At least 22 universities around the country have vending machines for emergency contraceptives on their campuses, with at least 12 more in the works, according to an article from Bloomberg.

Safe sex supplies such as condoms, dental dams and lube are easily accessible on campus at WSU’s Women’s Center and the university’s Gender Identity/Expression and Sexual Orientation Resource Center, according to Amy Sharp, director of WSU Women’s Center.

Sharp said the only option for emergency contraception on campus costs $25 from the Cougar Health Services pharmacy, Sharp said.

“It just adds more accessibility for our students,” Sharp said.

Idaho employees unwilling to speak

Until recently, condoms have been made available on campus to prevent sexually transmitted diseases and pregnancy. Now, they are only advertised to prevent sexually transmitted diseases, Miller said.
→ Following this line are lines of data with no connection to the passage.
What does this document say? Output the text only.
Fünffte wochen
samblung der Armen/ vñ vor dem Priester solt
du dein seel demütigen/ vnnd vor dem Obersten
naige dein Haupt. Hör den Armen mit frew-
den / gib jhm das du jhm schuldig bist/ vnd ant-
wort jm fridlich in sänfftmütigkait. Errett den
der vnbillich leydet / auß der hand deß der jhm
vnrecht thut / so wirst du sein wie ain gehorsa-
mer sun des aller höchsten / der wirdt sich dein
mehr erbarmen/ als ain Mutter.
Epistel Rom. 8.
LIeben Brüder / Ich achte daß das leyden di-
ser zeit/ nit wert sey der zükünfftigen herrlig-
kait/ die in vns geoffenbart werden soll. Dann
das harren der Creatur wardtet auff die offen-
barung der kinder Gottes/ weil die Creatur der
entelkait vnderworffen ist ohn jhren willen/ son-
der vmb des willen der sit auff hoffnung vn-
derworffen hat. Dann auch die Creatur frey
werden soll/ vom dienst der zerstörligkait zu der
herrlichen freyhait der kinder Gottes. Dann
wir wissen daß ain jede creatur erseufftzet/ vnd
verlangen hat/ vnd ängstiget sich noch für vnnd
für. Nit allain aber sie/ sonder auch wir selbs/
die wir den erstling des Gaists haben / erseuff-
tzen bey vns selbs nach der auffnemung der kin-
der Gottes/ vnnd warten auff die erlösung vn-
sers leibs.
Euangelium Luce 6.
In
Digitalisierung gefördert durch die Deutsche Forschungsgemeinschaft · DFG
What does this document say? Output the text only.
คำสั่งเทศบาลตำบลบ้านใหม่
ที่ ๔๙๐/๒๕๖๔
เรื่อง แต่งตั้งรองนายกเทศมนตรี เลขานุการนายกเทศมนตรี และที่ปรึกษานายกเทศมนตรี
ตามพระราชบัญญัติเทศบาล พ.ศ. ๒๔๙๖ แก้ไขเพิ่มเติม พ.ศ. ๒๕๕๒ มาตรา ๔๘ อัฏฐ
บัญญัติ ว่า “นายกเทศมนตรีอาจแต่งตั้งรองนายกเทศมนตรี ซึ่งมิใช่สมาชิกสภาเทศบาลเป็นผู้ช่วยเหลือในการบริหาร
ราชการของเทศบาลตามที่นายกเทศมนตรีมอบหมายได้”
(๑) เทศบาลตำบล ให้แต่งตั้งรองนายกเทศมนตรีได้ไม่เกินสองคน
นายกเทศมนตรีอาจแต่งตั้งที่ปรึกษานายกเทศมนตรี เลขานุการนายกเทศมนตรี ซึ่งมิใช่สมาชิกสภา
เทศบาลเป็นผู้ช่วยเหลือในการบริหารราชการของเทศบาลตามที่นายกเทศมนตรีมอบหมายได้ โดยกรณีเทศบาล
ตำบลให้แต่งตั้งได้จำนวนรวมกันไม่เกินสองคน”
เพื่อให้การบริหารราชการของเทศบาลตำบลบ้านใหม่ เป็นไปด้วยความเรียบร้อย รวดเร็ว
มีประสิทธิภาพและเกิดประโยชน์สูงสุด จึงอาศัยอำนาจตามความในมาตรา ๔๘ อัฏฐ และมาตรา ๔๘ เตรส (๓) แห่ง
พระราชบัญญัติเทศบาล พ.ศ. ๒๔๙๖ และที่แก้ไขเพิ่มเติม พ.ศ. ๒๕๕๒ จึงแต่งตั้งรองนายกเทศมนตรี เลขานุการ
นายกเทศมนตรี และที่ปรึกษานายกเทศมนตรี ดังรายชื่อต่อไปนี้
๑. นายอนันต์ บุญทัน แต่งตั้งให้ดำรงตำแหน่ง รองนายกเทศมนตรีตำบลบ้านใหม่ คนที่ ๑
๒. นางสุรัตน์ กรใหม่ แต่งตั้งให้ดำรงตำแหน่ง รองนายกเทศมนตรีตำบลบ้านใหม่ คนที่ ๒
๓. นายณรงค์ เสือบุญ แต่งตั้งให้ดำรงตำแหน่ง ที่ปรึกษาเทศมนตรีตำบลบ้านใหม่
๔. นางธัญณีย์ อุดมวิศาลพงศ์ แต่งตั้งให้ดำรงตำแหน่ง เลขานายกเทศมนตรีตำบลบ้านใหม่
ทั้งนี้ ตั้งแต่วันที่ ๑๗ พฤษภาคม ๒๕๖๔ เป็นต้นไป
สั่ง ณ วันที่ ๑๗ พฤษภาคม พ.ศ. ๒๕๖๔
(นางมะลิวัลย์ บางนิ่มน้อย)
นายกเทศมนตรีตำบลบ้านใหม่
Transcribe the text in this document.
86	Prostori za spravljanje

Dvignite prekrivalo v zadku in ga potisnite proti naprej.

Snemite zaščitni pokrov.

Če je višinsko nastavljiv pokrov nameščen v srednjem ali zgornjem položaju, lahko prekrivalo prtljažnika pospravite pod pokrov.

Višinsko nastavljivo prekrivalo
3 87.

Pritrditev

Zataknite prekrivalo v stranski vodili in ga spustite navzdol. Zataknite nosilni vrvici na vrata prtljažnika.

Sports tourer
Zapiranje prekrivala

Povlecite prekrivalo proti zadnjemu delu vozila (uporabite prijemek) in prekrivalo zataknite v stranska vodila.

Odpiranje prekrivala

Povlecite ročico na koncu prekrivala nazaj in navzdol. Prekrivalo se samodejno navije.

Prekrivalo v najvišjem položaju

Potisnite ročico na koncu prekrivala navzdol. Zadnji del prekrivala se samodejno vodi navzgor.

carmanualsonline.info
“It’s almost considered offensive to talk about the facts of what a condom is used for,” she said.

In media reports, University of Idaho faculty and staff are requesting anonymity when they discuss the topic. The memo urged staff and faculty to refrain from speaking on these issues until they know more.

The fact that professors are asking for anonymity in interviews speaks to a toxic environment in which faculty and staff are afraid to speak, Satz said. He worries the memo could also damage faculty-student conversations for students seeking resources.

“I cannot tell you how many times as a faculty member I’ve had students come with really serious personal problems, and they came to me in my case, because I was one of the few faculty members of color on campus and they knew that they could trust me,” he said. “In this case, I think it’s going to be very damaging to those kinds of situations.”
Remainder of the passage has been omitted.